Другой случай произошел через несколько месяцев в Монтевидео. Бред и агония мужчины из Энтре-Риос подсказали мне фантастическую новеллу о разгроме под Масольером. Эмир Родригес Монегаль{257}, которому я изложил сюжет, направил меня с запиской к полковнику Дионисио Табаресу, участвовавшему в той кампании. Полковник принял меня после ужина. Раскачиваясь в кресле посреди дворика, он начал беспорядочно и пылко вспоминать былые времена. Говорил о запаздывающих боеприпасах и заморенных лошадях, о людях землистого цвета, ткущих в полусонном марше бесконечные лабиринты, о Саравии, который имел возможность ворваться в Монтевидео, но обошел его стороной, «поскольку гаучо боятся города{258}», о людях, которым снимали голову по самые плечи, о гражданской войне, в его рассказе все больше напоминавшей не противостояние двух армий, а сон палача.
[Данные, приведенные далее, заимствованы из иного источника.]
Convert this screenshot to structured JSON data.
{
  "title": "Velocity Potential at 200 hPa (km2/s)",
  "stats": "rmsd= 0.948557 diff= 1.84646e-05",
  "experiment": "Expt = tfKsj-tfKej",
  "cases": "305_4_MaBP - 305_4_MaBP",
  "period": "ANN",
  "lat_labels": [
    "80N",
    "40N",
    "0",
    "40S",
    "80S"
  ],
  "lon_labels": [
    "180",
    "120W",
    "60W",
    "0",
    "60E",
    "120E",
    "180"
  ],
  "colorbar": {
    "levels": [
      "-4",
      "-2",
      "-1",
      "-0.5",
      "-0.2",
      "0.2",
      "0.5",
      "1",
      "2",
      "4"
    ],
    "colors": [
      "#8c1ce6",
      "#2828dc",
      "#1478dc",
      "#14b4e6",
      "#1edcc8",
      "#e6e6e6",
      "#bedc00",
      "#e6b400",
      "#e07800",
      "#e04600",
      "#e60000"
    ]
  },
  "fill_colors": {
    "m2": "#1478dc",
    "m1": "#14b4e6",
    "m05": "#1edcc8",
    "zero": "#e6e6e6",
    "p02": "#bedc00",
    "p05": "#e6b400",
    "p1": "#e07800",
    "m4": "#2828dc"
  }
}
Говорил об Ильескас, о Тупамбаэ{259}, о Масольере. Периоды катились легко и живо, я понял, сколько раз он уже описывал эти события, и забеспокоился, остались ли за словами хоть какие-то воспоминания. В первую же паузу я вставил имя Дамиана.
— Дамиан? Педро Дамиан? — переспросил полковник. — Как же, был такой. Индейский молокосос, ребята звали его Дайманом. — Он громко рассмеялся, но тут же оборвал себя, притворно или взаправду смутясь.
Уже другим тоном он добавил, что война как женщина: она испытывает мужчину, и никто не знает себя, пока не побывал в бою. Иной на вид не из храбрецов, а на поверку оказывается хоть куда, и наоборот. Как оно и случилось с беднягой Дамианом, который в забегаловках бахвалился, соря только что полученными «белыми» деньгами{260}, а под Масольером сдрейфил. В перестрелках с «дублеными», как их звали, он еще держался, но, когда сходятся войска и грохочут пушки и каждый нутром чувствует, что эти пять тысяч собрались здесь, чтобы его прикончить, — это совсем другой разговор… Бедный парень, мыл себе своих овец и вдруг пустился на подвиги.
Как ни странно, после сказанного Табаресом мне было не по себе. Я ждал совсем другого. Во время той давней встречи я за несколько часов невольно создал из старого Дамиана что-то вроде кумира. Рассказ Табареса сровнял его с землей. Разом стала понятна замкнутость Дамиана, его непробиваемое одиночество: им двигала не застенчивость, а стыд.